Erendiz Atasü’nün son romanı olan “Dün ve Ferda”, Can Yayınları’ndan Kasım 2013’de okurlarla buluştu. Roman, son yıllarda hepimizin gündemine oturmuş olan sağlıkta özelleştirme teması çerçevesinde biçimlenen konusu ile Tıp Bu Değil serisinin bir yazarı olarak hemen ilgimi çekti. Romanın kahramanı olan eczacı Ferda’nın sosyalist siyaset içindeki değişen çizgisi, eczanelerin büyük yabancı sermaye gruplarının şemsiyesi altında bir zincire dönüştürülmesi girişimine karşı takındığı tutum bağlamında, Mustafa Suphi olayından Prag Baharı’na dek süren çizgi doğrultusunda anlatılıyor romanda. Bizim de Tıp Bu Değil dizisinde ele aldığımız temel sorun olan sağlık başlıca devlet tarafından sunulan bir hizmet mi olmalı, yoksa özelleştirme yoluyla insanlara daha iyi bir sağlık hizmeti vermek mümkün mü sorusu, çarpıcı bir kurgu ile ele alınmış. Atasü bu sorgulamayı yaparken bizi öyle bir dünya ile yüzleştiriyor ki, Nazi kamplarında insanların öldürülmesi için gaz üretenlerin torunları bu dünyada ilaç kartellerinin başına geçmiş ve ölüm gazları üreten fabrikalar da ilaç fabrikalarına dönüştürülmüş durumda. Bir sosyalist böyle bir yapılanmayla ilgili nasıl bir umut besleyebilir ve halk adına iyi bir şeyler ortaya konulabileceğini düşünebilir? Eskinin komünisti, yeninin neoliberali Ferda ile bir gazetecinin yaptığı ve özetleyerek aktardığım röportaj, romanın ilgi çekiciliğini gözler önüne serecektir sanırım:
-Sayın Hocam, sizler gibi ablalarımızın, ağabeylerimizin anlattıklarından şunu öğrendik, eski talepler, genel bir sağlık sosyalizasyonu çerçevesinin içindeydi. Şimdi neoliberalizmin kutsandığı bir ortamdayız, bu ortamda birtakım hekimlere, ‘Senin muayenehanen var, çek git devlet kurumundan’, demek nasıl bir çözüm üretebilir ki? Bağışlayın ama, geçmişinizi inkar mı ediyorsunuz?

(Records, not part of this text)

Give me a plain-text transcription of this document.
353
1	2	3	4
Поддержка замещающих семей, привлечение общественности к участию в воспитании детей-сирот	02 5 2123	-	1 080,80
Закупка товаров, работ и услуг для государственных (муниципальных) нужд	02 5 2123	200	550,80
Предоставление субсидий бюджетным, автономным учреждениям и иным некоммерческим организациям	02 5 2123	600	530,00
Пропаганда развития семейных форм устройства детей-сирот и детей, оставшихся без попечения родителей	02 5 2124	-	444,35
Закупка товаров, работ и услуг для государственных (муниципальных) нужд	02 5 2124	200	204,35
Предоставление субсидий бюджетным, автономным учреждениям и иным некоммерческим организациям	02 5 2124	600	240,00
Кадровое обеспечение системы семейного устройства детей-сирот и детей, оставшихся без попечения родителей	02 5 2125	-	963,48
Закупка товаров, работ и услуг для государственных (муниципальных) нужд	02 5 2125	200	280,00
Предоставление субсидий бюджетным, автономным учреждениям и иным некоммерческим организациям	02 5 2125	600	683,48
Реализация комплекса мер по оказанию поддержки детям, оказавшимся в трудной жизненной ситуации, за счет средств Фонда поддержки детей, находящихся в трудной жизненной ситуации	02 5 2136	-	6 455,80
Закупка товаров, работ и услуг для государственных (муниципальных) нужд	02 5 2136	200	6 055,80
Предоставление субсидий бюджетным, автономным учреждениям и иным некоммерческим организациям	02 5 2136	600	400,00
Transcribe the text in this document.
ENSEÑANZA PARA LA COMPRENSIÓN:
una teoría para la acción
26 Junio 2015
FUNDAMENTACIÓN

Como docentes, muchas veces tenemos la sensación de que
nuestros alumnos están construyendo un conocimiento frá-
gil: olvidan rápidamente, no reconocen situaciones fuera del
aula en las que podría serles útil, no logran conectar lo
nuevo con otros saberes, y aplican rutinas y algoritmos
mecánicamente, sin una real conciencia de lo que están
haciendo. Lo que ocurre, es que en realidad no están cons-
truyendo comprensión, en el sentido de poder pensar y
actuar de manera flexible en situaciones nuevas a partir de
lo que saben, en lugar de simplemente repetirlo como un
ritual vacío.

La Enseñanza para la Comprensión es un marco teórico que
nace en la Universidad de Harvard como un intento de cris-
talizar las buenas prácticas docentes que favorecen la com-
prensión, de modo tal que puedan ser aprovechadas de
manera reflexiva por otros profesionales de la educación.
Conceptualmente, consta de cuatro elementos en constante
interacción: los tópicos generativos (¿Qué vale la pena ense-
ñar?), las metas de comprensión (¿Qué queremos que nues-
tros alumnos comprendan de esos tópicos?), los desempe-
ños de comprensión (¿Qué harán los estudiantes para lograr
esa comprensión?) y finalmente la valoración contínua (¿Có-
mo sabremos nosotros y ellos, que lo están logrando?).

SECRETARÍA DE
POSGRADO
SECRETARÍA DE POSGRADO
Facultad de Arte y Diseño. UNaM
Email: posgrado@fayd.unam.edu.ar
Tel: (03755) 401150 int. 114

-Hayır asla. Dün ideallerimizin gerçekleşmesi için sosyalist bir toplum tasarımının gerekli olduğunu düşünüyordum; bugünse idealleri gerçekleştirmenin somut yollarında ilerliyoruz.
-Bağışlayın, sayın Hocam, yani geçmişte dolduruşa mı gelmiştiniz?
-O günün koşullarında makul olan, sosyalizm beklentisiydi; bugünse konjonktür değişti, dünyanın gidişatına karşı duramazsınız.
-Yani, her şeyi, dünyanın gidişatı, dediğiniz şey mi belirliyor?
-Hayır ama gidişatı göz önünde bulundurarak kendinize bir yol haritası çizmezseniz, hüsrana uğrarsınız.
-Yani, sosyalizmi kuramadık, şimdi post-endüstriyel kapitalizmden ne koparsak kar, diye mi düşünüyorsunuz?
-Uluslararası büyük şirketlerin eczaneleri, her şeyi daha ucuza mal edebilecek, üstelik hastanın kimi sağlık sorunlarını gerçekten çözebilecek kapasiteye sahiptir. Halk açısından yararlı olan budur.
-Peki hocam, yaşamın tüm alanlarının büyük şirketlerin egemenliğine ve buyruğuna girmesi sizce sakıncalı ve ürkütücü değil mi?
-Hayır, korkarak yaşanmaz.
-Şimdiki iktidarın tamgün çalışmayı desteklemesi, bu koşulu kabul etmeyen hekimlerin devlet görevinden istifasında direnmesi, sağlık sektörünün iktidar yandaşlarınca ele geçirilmesi amacını gütmüyor mu? Sonuç böyle olmayacak mı?
Romanda siyasi savruluşların psikanalitik çözümlemesi ile ilgili ilginç saptamalar bulacaksınız. Üzerinde durulmaya değer bu saptamaları daha çok tartışmak gerekir diyerek, romanın sağcı kahramanı olan Kazım Beyazıt’ın sözleri ile bu tanıtım yazısını bitireyim:
Yıllarca “Komünistim” demeden komünistlik yapanları dinlemiştim. Ancak, Allah biliyor ya, “Komünistim” diyerek kapitalistlik yapanları görmek kısmet olmamıştı.